PricewaterhouseCoopers said on Wednesday it agreed to buy Booz & Co., ratcheting up an aggressive move by large audit firms back into the lucrative consulting business more than 10 years after U.S. regulators tried to tease apart the two sectors.
PwC, one of the world’s Big Four audit firms, said it will buy corporate consultancy Booz for undisclosed terms. Subject to approval by Booz’s partners, the transaction was the latest in a string of similar acquisitions.
With audit revenues flattening in developed markets, the U.S.-based Big Four – also including Deloitte, KPMG and Ernst & Young – have been investing heavily in consulting, where business is growing after a recessionary slump.
With the exception of Deloitte, the trend marks a shift for the firms, which backed away from consulting around the time of the 2002 passage of the Sarbanes-Oxley law in the United States.

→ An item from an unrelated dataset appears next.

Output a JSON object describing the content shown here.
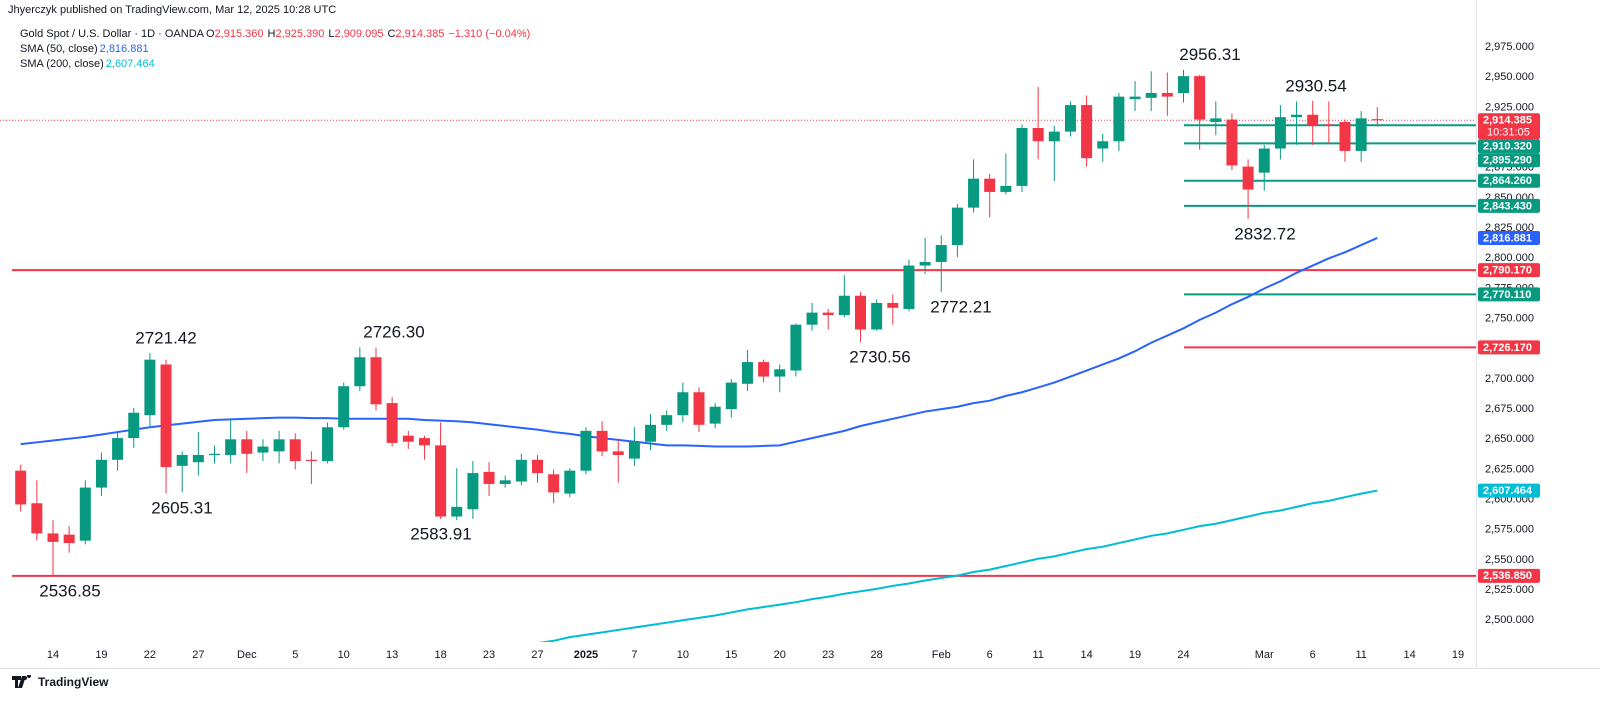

Approved by Congress in answer to the Enron-era accounting scandals, Sarbanes-Oxley barred firms from doing consulting work for audit clients, with some exceptions such as tax advice. The law left audit firms free to sell consulting services of all kinds to companies that were not audit clients.
PwC sold its consulting arm to IBM in 2002. In contrast, Deloitte did not follow suit – a decision that has since helped lift its revenues above those of arch-rival PwC.
With consulting’s growth beckoning and Enron receding in the rear-view mirror, PwC since 2009 has made big consulting acquisitions, including Paragon Consulting Group; the commercial services consulting arm of BearingPoint; and smaller consulting firms in digital, social media and environmental areas.
$1 billion expansion planned
Earlier this month, PwC said it planned to spend $1 billion growing operations worldwide in the next three years, including client offerings such as cyber-security and risk services.
Deloitte has bought a slew of consulting firms, including energy consultants Altos Management Partners and AJM Petroleum Consultants; performance management advisory firm Jackson Browne; economic consultancy Access Economics; business analytics firm Oco; and sustainability specialists Clear Carbon Consulting and DOMANI Sustainability Consulting.
KPMG and Ernst & Young have also made several consulting acquisitions in recent years.
Booz is not related to Booz Allen Hamilton, the consulting firm best known for its work with the U.S. government and former employee turned secrets leaker, Edward Snowden. Booz & Co separated in 2008 from Booz Allen Hamilton.
A spokeswoman for the Public Company Accounting Oversight Board, which regulates audit firms, said the board does not need to approve the Booz transaction, “although we have an interest in it, partly because of the independence issues it raises.”
Audit firms’ consulting services came under scrutiny in Europe after the 2007-2009 financial crisis, when the Big Four were criticized for not warning of problems at major banks.
Critics said the auditors were too cozy with corporate clients and failed to vet thoroughly their financial statements.
The European Union in 2011 floated plans to ban the provision of consulting services by audit firms. It has since backed away from that, but the EU is still considering a cap on advisory fees an auditor can earn from a company it also audits.